The novel describes in some detail the tumultuous and sometimes violent politics in Yucatan during the 19th and early 20th centuries. Much of the antagonism underlying those conflicts were cleverly defused by President Juarez, who divided the Yucatan into three states: Campeche for the Campechanos, Yucatan for the Meridanos, and Quitana Roo for the Mayas. I have also learned more about why the Mayan people rebelled in such a violent way. They were not just attacked, occupied and oppressed for 300 years. They were a proud people with a long and admirable culture who were disdained, humiliated, enslaved, and severely abused by their European conquerors. In his memoirs, Justo concludes that the Mayan defense of their homeland against the Spanish invasion had never ended. In his conclusion, he concludes that the so-called Caste War had been going on, at differing levels of intensity, for centuries.

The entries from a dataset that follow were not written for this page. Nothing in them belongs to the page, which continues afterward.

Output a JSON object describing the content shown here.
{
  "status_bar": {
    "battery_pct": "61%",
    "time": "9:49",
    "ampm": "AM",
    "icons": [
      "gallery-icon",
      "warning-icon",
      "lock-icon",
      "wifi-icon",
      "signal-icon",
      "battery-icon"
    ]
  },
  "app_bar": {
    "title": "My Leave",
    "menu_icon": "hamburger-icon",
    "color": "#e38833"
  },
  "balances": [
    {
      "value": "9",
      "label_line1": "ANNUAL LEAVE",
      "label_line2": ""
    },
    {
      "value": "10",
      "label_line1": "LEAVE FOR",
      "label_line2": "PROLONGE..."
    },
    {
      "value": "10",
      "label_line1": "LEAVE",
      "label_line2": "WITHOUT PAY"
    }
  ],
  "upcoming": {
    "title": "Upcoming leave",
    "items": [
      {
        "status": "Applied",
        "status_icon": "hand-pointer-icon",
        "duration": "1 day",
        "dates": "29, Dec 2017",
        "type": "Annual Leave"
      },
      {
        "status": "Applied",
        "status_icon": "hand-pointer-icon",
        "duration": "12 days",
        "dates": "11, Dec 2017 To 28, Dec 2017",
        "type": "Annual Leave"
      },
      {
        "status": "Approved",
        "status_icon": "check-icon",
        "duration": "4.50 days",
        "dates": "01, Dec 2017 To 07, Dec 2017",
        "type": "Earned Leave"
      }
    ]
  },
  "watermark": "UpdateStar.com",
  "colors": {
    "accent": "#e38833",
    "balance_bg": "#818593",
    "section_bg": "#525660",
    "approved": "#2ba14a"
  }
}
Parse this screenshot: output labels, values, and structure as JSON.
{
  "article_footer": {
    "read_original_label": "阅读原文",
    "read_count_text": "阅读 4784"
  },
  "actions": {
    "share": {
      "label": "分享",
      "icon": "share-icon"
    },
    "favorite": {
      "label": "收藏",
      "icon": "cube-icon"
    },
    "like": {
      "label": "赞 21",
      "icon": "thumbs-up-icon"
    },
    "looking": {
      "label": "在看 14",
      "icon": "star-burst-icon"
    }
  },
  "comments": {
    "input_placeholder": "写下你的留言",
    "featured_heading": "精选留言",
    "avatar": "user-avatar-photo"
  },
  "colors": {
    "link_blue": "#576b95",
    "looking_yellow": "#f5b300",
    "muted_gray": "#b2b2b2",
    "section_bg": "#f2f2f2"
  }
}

In the last years of his life Justo and his family lived in a house at the esquina de la Culebra (Calle 59 at 56), corners now occupied by modern buildings and businesses. His wake was held there, and he is buried in the Panteón Civil (the public cemetery) of Merida.
With the caveats that initiate the beginning of this report, that the book is more history than story, I can recommend Las Guerras de Justo highly for anyone interested in this fascinating, complex, turbulent and dangerous time on this now (thankfully) tranquil Yucatan Peninsula.